Batam (gokepri.com) – Paspor Singapura akan berlaku selama 10 tahun untuk pembuatan mulai Oktober 2021. Mengurangi frekuensi perpanjangan paspor dan memudahkan perjalanan antar negara.
Sebelum kebijakan baru untuk warga Negara Singapura itu, paspor Singapura berlaku selama lima tahun. Paspor 10 tahun ini hanya berlaku bagi Warga negara Singapura yang berusia 16 tahun ke atas yang mengajukan pembuatan paspor pada atau setelah 1 Oktober.
“Ini akan mengurangi frekuensi perpanjangan paspor dan menawarkan kenyamanan yang lebih besar bagi warga Singapura,” kata Imigrasi Singapura atau Immigration and Checkpoints Authority (ICA) dalam rilis persnya, Jumat (7/5/2021).
Sedangkan bagi mereka yang berusia di bawah 16 tahun, masa berlaku paspor akan tetap lima tahun. “Karena fitur wajah anak-anak berubah lebih cepat, memperbarui paspor mereka setiap lima tahun akan memungkinkan foto di paspor mereka diperbarui lebih sering, yang akan meminimalkan masalah identifikasi saat melalui imigrasi,” kata badan tersebut.
Biaya pendaftaran paspor Singapura tidak akan berubah tetap SGD70 atau kalau dirupiahkan sekitar Rp750.000. Sedangkan untuk pendaftaran dari luar Singapura akan dikenakan biaya yang setara dengan SGD80 dalam mata uang asing.
Kebijakan masa berlaku paspor Singapura ini bukan barang baru. Pada 2005, Singapura sempat mengurangi masa berlaku dari 10 tahun menjadi 5 tahun sekaligus diperkenalkannya paspor biometrik.
Paspor biometrik atau paspor elektronik (e-Paspor) merupakan jenis paspor yang memiliki data biometrik sebagai pengamannya. Chip dipasang dalam e-Paspor untuk menyimpan data pemilik. Chip tersebut sangat penting sehingga data menjadi lebih sulit untuk dipalsukan. International Civil Aviation Organization (ICAO) menyebutkan bahwa data biometrik yang digunaan adalah biometrik wajah dan sidik jari pemilik paspor. Paspor jenis ini telah digunakan di banyak negara seperti Malaysia, Amerika Serikat, Inggris, Selandia Baru, Swedia, dan sebagainya.

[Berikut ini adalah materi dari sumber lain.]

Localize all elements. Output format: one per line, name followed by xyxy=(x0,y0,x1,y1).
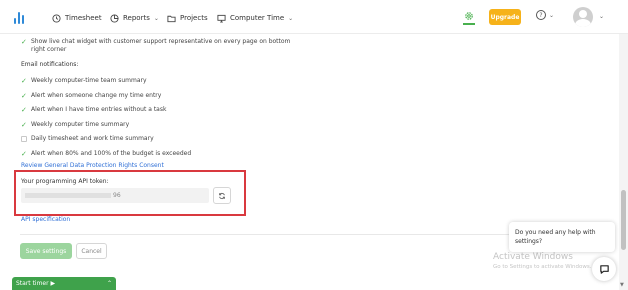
folder-icon xyxy=(167,15,176,22)
email-option[interactable]: ✓ Alert when 80% and 100% of the budget … xyxy=(21,150,191,157)
user-avatar[interactable] xyxy=(573,7,593,27)
chat-icon xyxy=(599,264,609,274)
api-token-label: Your programming API token: xyxy=(21,178,109,185)
help-menu[interactable]: ? ⌄ xyxy=(536,10,554,20)
email-option[interactable]: Daily timesheet and work time summary xyxy=(21,135,154,142)
scroll-down-arrow[interactable]: ▼ xyxy=(620,282,624,288)
live-chat-option[interactable]: ✓ Show live chat widget with customer su… xyxy=(21,38,301,54)
email-option-label: Alert when I have time entries without a… xyxy=(31,106,167,113)
live-chat-label: Show live chat widget with customer supp… xyxy=(31,38,291,53)
chevron-down-icon: ⌄ xyxy=(153,14,159,22)
checkmark-icon[interactable]: ✓ xyxy=(21,150,27,157)
nav-timesheet-label: Timesheet xyxy=(65,14,102,22)
help-icon: ? xyxy=(536,10,546,20)
activate-windows-title: Activate Windows xyxy=(493,252,573,262)
gear-icon xyxy=(465,12,473,20)
chevron-up-icon[interactable]: ⌃ xyxy=(107,280,112,287)
start-timer-label: Start timer ▶ xyxy=(16,280,56,287)
email-option-label: Weekly computer-time team summary xyxy=(31,77,147,84)
checkmark-icon[interactable]: ✓ xyxy=(21,38,27,45)
activate-windows-subtitle: Go to Settings to activate Windows. xyxy=(493,264,592,270)
checkmark-icon[interactable]: ✓ xyxy=(21,121,27,128)
save-settings-button[interactable]: Save settings xyxy=(20,243,72,259)
chat-help-bubble[interactable]: Do you need any help with settings? xyxy=(509,222,615,252)
nav-computer-time[interactable]: Computer Time ⌄ xyxy=(217,11,293,25)
email-notifications-heading: Email notifications: xyxy=(21,61,79,68)
scrollbar-thumb[interactable] xyxy=(621,190,626,250)
nav-projects[interactable]: Projects xyxy=(167,11,208,25)
start-timer-bar[interactable]: Start timer ▶ ⌃ xyxy=(12,277,116,290)
reports-icon xyxy=(110,13,119,23)
checkmark-icon[interactable]: ✓ xyxy=(21,106,27,113)
settings-gear-button[interactable] xyxy=(463,10,475,25)
nav-computer-time-label: Computer Time xyxy=(230,14,285,22)
app-logo[interactable] xyxy=(14,10,28,24)
nav-projects-label: Projects xyxy=(180,14,208,22)
nav-timesheet[interactable]: Timesheet xyxy=(52,11,102,25)
nav-reports-label: Reports xyxy=(123,14,150,22)
chevron-down-icon: ⌄ xyxy=(288,14,294,22)
empty-checkbox[interactable] xyxy=(21,135,27,142)
chat-bubble-text: Do you need any help with settings? xyxy=(515,229,596,245)
chevron-down-icon[interactable]: ⌄ xyxy=(599,13,604,20)
email-option-label: Weekly computer time summary xyxy=(31,121,130,128)
clock-icon xyxy=(52,13,61,23)
checkmark-icon[interactable]: ✓ xyxy=(21,77,27,84)
checkmark-icon[interactable]: ✓ xyxy=(21,92,27,99)
top-navigation-bar: Timesheet Reports ⌄ Projects Computer Ti… xyxy=(0,0,628,34)
chevron-down-icon: ⌄ xyxy=(549,11,555,19)
upgrade-button[interactable]: Upgrade xyxy=(489,9,521,25)
email-option-label: Alert when 80% and 100% of the budget is… xyxy=(31,150,192,157)
refresh-icon xyxy=(219,192,225,199)
cancel-button[interactable]: Cancel xyxy=(76,243,107,259)
scrollbar-track[interactable] xyxy=(619,34,628,290)
email-option[interactable]: ✓ Weekly computer-time team summary xyxy=(21,77,147,84)
email-option-label: Alert when someone change my time entry xyxy=(31,92,162,99)
monitor-icon xyxy=(217,14,226,23)
gdpr-consent-link[interactable]: Review General Data Protection Rights Co… xyxy=(21,162,164,169)
regenerate-token-button[interactable] xyxy=(213,187,231,204)
chat-launcher-button[interactable] xyxy=(592,257,616,281)
email-option-label: Daily timesheet and work time summary xyxy=(31,135,154,142)
email-option[interactable]: ✓ Weekly computer time summary xyxy=(21,121,129,128)
api-token-suffix: 96 xyxy=(113,192,121,199)
email-option[interactable]: ✓ Alert when I have time entries without… xyxy=(21,106,166,113)
api-specification-link[interactable]: API specification xyxy=(21,216,70,223)
email-option[interactable]: ✓ Alert when someone change my time entr… xyxy=(21,92,161,99)
nav-reports[interactable]: Reports ⌄ xyxy=(110,11,159,25)
redacted-token xyxy=(25,193,111,198)
api-token-field[interactable]: 96 xyxy=(21,188,209,203)
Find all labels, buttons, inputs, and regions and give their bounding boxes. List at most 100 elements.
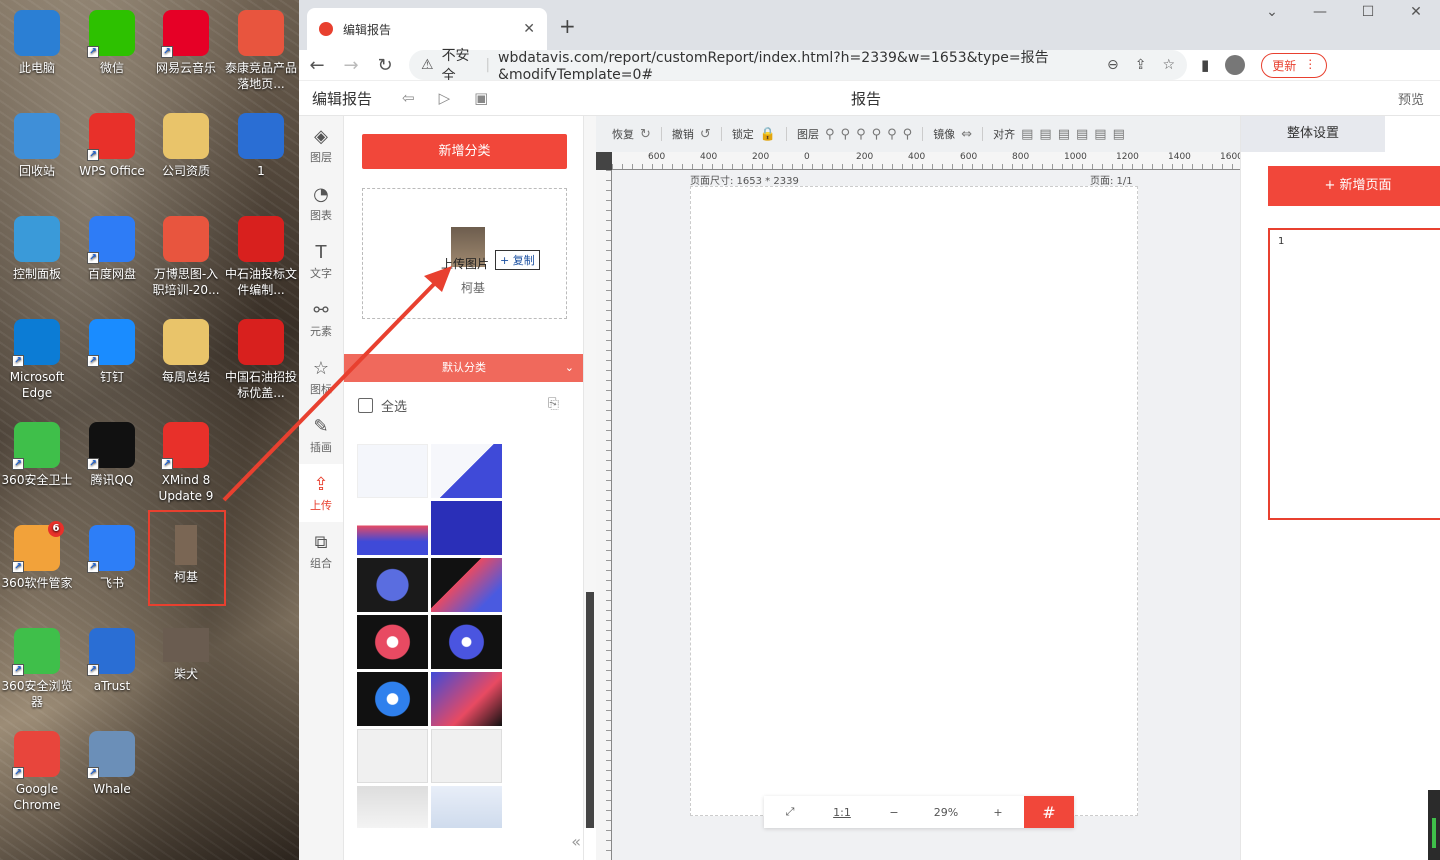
toolbar-label[interactable]: 镜像 — [933, 126, 955, 142]
toolbar-tool-icon[interactable]: ↻ — [640, 127, 651, 142]
desktop-icon[interactable]: 柴犬 — [149, 628, 223, 682]
url-field[interactable]: ⚠ 不安全 | wbdatavis.com/report/customRepor… — [409, 48, 1187, 84]
list-item[interactable] — [431, 786, 502, 828]
sidebar-item-chart[interactable]: ◔ 图表 — [299, 174, 343, 232]
toolbar-tool-icon[interactable]: 🔒 — [760, 127, 776, 142]
bookmark-star-icon[interactable]: ☆ — [1162, 57, 1175, 73]
toolbar-tool-icon[interactable]: ⚲ — [872, 127, 882, 142]
desktop-icon[interactable]: 泰康竞品产品落地页... — [224, 10, 298, 92]
preview-button[interactable]: 预览 — [1398, 89, 1424, 108]
close-window-button[interactable]: ✕ — [1392, 4, 1440, 20]
toolbar-tool-icon[interactable]: ⚲ — [841, 127, 851, 142]
browser-tab[interactable]: 编辑报告 ✕ — [307, 8, 547, 50]
desktop-icon[interactable]: ↗ 6 360软件管家 — [0, 521, 74, 591]
tab-overall-settings[interactable]: 整体设置 — [1241, 116, 1385, 152]
close-tab-icon[interactable]: ✕ — [523, 21, 535, 37]
desktop-icon[interactable]: 每周总结 — [149, 319, 223, 385]
sidebar-item-illustration[interactable]: ✎ 插画 — [299, 406, 343, 464]
new-tab-button[interactable]: + — [559, 14, 576, 38]
desktop-icon[interactable]: 此电脑 — [0, 10, 74, 76]
chevron-down-icon[interactable]: ⌄ — [1248, 4, 1296, 20]
toolbar-tool-icon[interactable]: ⚲ — [856, 127, 866, 142]
list-item[interactable] — [431, 558, 502, 612]
zoom-out-button[interactable]: − — [868, 806, 920, 819]
toolbar-label[interactable]: 恢复 — [612, 126, 634, 142]
desktop-icon[interactable]: ↗ 百度网盘 — [75, 216, 149, 282]
forward-button[interactable]: → — [341, 55, 361, 76]
sidebar-item-text[interactable]: T 文字 — [299, 232, 343, 290]
desktop-icon[interactable]: ↗ Google Chrome — [0, 731, 74, 813]
list-item[interactable] — [357, 501, 428, 555]
sidebar-item-elements[interactable]: ⚯ 元素 — [299, 290, 343, 348]
save-icon[interactable]: ▣ — [474, 89, 488, 107]
list-item[interactable] — [357, 786, 428, 828]
checkbox[interactable] — [358, 398, 373, 413]
reload-button[interactable]: ↻ — [375, 55, 395, 76]
toolbar-label[interactable]: 图层 — [797, 126, 819, 142]
toolbar-tool-icon[interactable]: ▤ — [1076, 127, 1088, 142]
collapse-panel[interactable]: « — [344, 828, 584, 860]
desktop-icon[interactable]: ↗ 钉钉 — [75, 319, 149, 385]
desktop-icon[interactable]: ↗ 腾讯QQ — [75, 422, 149, 488]
desktop-icon[interactable]: ↗ Whale — [75, 731, 149, 797]
list-item[interactable] — [431, 501, 502, 555]
list-item[interactable] — [357, 672, 428, 726]
toolbar-tool-icon[interactable]: ⚲ — [903, 127, 913, 142]
desktop-icon[interactable]: 万博思图-入职培训-20... — [149, 216, 223, 298]
upload-dropzone[interactable]: 上传图片 + 复制 柯基 — [362, 188, 567, 319]
avatar[interactable] — [1225, 55, 1246, 75]
desktop-icon[interactable]: ↗ XMind 8 Update 9 — [149, 422, 223, 504]
update-button[interactable]: 更新 ⋮ — [1261, 52, 1328, 78]
double-chevron-left-icon[interactable]: « — [571, 832, 581, 851]
page-thumbnail[interactable]: 1 — [1268, 228, 1440, 520]
sidebar-item-group[interactable]: ⧉ 组合 — [299, 522, 343, 580]
desktop-icon[interactable]: 1 — [224, 113, 298, 179]
select-all[interactable]: 全选 — [358, 396, 407, 415]
share-icon[interactable]: ⇪ — [1135, 57, 1147, 73]
list-item[interactable] — [357, 558, 428, 612]
report-page[interactable] — [690, 186, 1138, 816]
desktop-icon[interactable]: 中石油投标文件编制... — [224, 216, 298, 298]
toolbar-tool-icon[interactable]: ▤ — [1058, 127, 1070, 142]
list-item[interactable] — [431, 444, 502, 498]
toolbar-tool-icon[interactable]: ⚲ — [887, 127, 897, 142]
fit-screen-button[interactable]: ⤢ — [764, 805, 816, 819]
desktop-icon[interactable]: ↗ 微信 — [75, 10, 149, 76]
desktop-icon[interactable]: 回收站 — [0, 113, 74, 179]
back-button[interactable]: ← — [307, 55, 327, 76]
toolbar-tool-icon[interactable]: ⇔ — [961, 127, 972, 142]
toolbar-tool-icon[interactable]: ↺ — [700, 127, 711, 142]
list-item[interactable] — [357, 729, 428, 783]
desktop-icon[interactable]: ↗ 网易云音乐 — [149, 10, 223, 76]
toolbar-tool-icon[interactable]: ⚲ — [825, 127, 835, 142]
desktop-icon[interactable]: 公司资质 — [149, 113, 223, 179]
desktop-icon[interactable]: ↗ 360安全卫士 — [0, 422, 74, 488]
desktop-icon[interactable]: ↗ 飞书 — [75, 525, 149, 591]
folder-icon[interactable]: ⎘ — [548, 396, 559, 412]
list-item[interactable] — [357, 615, 428, 669]
desktop-icon[interactable]: 中国石油招投标优盖... — [224, 319, 298, 401]
list-item[interactable] — [431, 729, 502, 783]
list-item[interactable] — [357, 444, 428, 498]
panel-scrollbar[interactable] — [584, 116, 596, 828]
desktop-icon[interactable]: ↗ aTrust — [75, 628, 149, 694]
add-page-button[interactable]: + 新增页面 — [1268, 166, 1440, 206]
toolbar-tool-icon[interactable]: ▤ — [1039, 127, 1051, 142]
grid-toggle-button[interactable]: # — [1024, 796, 1074, 828]
toolbar-label[interactable]: 撤销 — [672, 126, 694, 142]
desktop-icon[interactable]: ↗ WPS Office — [75, 113, 149, 179]
sidebar-item-star[interactable]: ☆ 图标 — [299, 348, 343, 406]
toolbar-tool-icon[interactable]: ▤ — [1113, 127, 1125, 142]
zoom-icon[interactable]: ⊖ — [1107, 57, 1119, 73]
list-item[interactable] — [431, 672, 502, 726]
zoom-in-button[interactable]: + — [972, 806, 1024, 819]
toolbar-tool-icon[interactable]: ▤ — [1094, 127, 1106, 142]
actual-size-button[interactable]: 1:1 — [816, 806, 868, 819]
toolbar-label[interactable]: 对齐 — [993, 126, 1015, 142]
sidebar-item-upload[interactable]: ⇪ 上传 — [299, 464, 343, 522]
undo-icon[interactable]: ⇦ — [402, 89, 415, 107]
toolbar-tool-icon[interactable]: ▤ — [1021, 127, 1033, 142]
sidebar-toggle-icon[interactable]: ▮ — [1201, 56, 1209, 74]
minimize-button[interactable]: — — [1296, 4, 1344, 20]
play-icon[interactable]: ▷ — [439, 89, 451, 107]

“Ini memastikan bahwa paspor Singapura tetap sangat aman dan dokumen perjalanan tepercaya, yang memberi warga Singapura akses ke banyak negara tanpa perlu visa,” papar ICA.
Sekarang biometrik digunakan secara luas oleh otoritas imigrasi di seluruh dunia untuk memvalidasi identitas pelancong, dan untuk mendeteksi paspor yang dicuri dan dipalsukan. Teknologinya juga telah stabil, dan ICA mengatakan sekarang memiliki kepercayaan yang lebih besar pada daya tahan microchip paspor.
“Mengingat perkembangan ini, ICA telah menilai bahwa sekarang layak untuk meningkatkan validitas paspor Singapura menjadi 10 tahun tanpa mengorbankan keamanan atau kepercayaan global terhadap paspor Singapura,” katanya.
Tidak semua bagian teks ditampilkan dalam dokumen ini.